Le jeudi 24 février 2022 est une date qui restera dans l’Histoire comme celle du premier conflit entre deux pays du continent européen depuis la fin de la Seconde Guerre mondiale, il y a 77 ans. Alors que les prémisses de l’agression de l’Ukraine apparaissaient et que la Russie amassait des troupes à ses frontières ouest, j’écrivais il y a un mois « la Russie de Vladimir Poutine est mue par une volonté de restaurer sa fierté et sa grandeur passées ». Outre le fait que la grandeur d’un peuple est selon moi inversement proportionnelle à son agressivité, je ne pensais pas alors que le maître du Kremlin irait jusqu’à envahir un voisin qui ne représentait aucune menace, entrer dans un conflit aux multiples répercussions et braver le monde occidental.

Parmi les déclarations des dirigeants du monde qui dénoncent cette invasion, expriment leur compassion envers le peuple ukrainien et menacent de sanctions économiques, c’est sans doute le Premier ministre japonais Fumio Kishida qui a le mieux résumé la situation : « L’attaque russe en Ukraine secoue les fondations de l’ordre international. » L’équilibre du monde se trouve bouleversé et la planète entière est épouvantée. L’organisation de l’après-guerre froide, consécutive à la chute du mur de Berlin, reposait sur le dialogue multilatéral au sein d’organismes internationaux. Mais, 30 ans après, se pose la question de la cohabitation avec des dirigeants qui ne respectent pas ces règles et qui, par leurs actes, réfutent les principes du multilatéralisme. Quelles sont la pertinence et la crédibilité, aujourd’hui, de l’ONU, dont la Russie et la Chine sont membres permanents et disposent d’un droit de véto ? Xi Jinping, Erdogan, ou Poutine, tous à la tête d’anciens empires, engagent en permanence des rapports de force et sont dans une perspective d’expansionnisme. Tous menacent leurs voisins, tiennent leur peuple d’une main de fer, brident les libertés individuelles, contrôlent la presse et l’information, réduisent au silence leurs opposants. En Russie, le nombre de déportés ou incarcérés pour raisons politiques s’accroît chaque jour ; sans parler de ceux, tels Anna Politkovskaïa en 2006 et Boris Nemtsov en 2015, assassinés, ou Sergueï Skripal et Alexeï Navalny, empoisonnés au Novichok.

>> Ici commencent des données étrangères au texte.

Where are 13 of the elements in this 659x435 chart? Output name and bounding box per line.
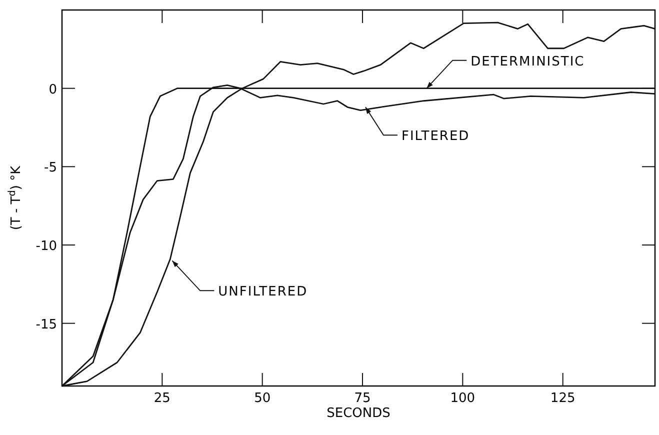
x-tick-label: 50 (254, 391, 271, 406)
x-tick-label: 125 (550, 391, 576, 406)
x-axis-title: SECONDS (326, 406, 390, 421)
annotation: UNFILTERED (218, 284, 308, 300)
y-tick-label: 0 (48, 82, 57, 98)
x-tick-label: 75 (354, 391, 371, 406)
annotation: FILTERED (402, 129, 470, 144)
x-tick-label: 25 (154, 391, 170, 406)
annotation: DETERMINISTIC (470, 54, 585, 70)
y-tick-label: -15 (36, 317, 57, 332)
y-tick-label: -5 (44, 160, 57, 176)
x-tick-label: 100 (450, 391, 476, 406)
y-tick-label: -10 (36, 239, 57, 254)
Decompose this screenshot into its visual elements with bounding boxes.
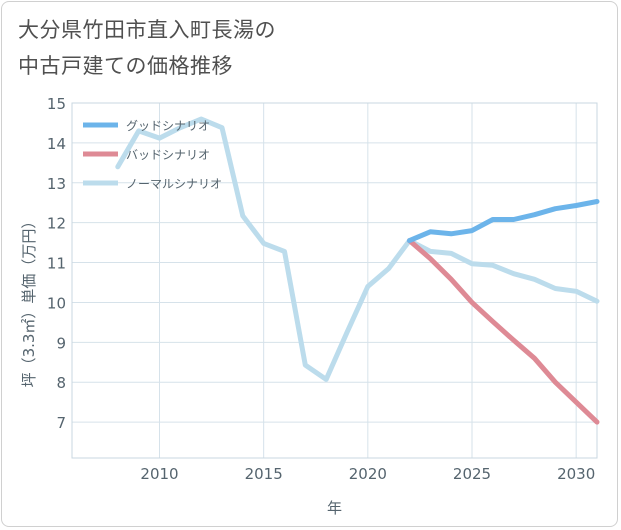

Quelle peut être la réponse de nos démocraties face à de tels agissements ? Quelles armes possèdent-elles pour contrer ces dictateurs et Vladimir Poutine en particulier, engagé dans une mécanique d’appropriation des pays de l’est de l’Europe, alors même que les Occidentaux n’ont pas réussi à le dissuader de commettre l’irréparable ? Le président des États-Unis a promis des sanctions dévastatrices, l’Union européenne a décrété les siennes massives, mais quel est le poids de ces menaces face aux têtes nucléaires braquées sur nos villes ?

Par ailleurs, il est à craindre que ce soit davantage le peuple russe qui souffre de ces sanctions que ses responsables et oligarques qui ont mis à l’abri, sans doute depuis longtemps, leurs avoirs. Au mois de juillet 2019, Emmanuel Macron, alors qu’il recevait le président russe au fort de Brégançon, appelait «à réinventer une architecture de sécurité et de confiance en Europe ». Une forme d’« en même temps » de dialogue et de fermeté, qui s’est révélée être une démarche mort-née. On ne peut reprocher au président français cet échec, ni même sa tentative quelque peu humiliante de dialogue la veille de l’entrée par effraction des troupes russes sur le sol ukrainien. À l’heure où aucun Occidental n’ira se sacrifier pour défendre la liberté d’un pays voisin, seuls le dialogue et la diplomatie peuvent être envisagés. Vladimir Poutine le sait et en use. Imprévisible et incontrôlable, il inquiète, car nul ne sait jusqu’où peut aller sa détermination et quels moyens il peut employer pour atteindre ses fins.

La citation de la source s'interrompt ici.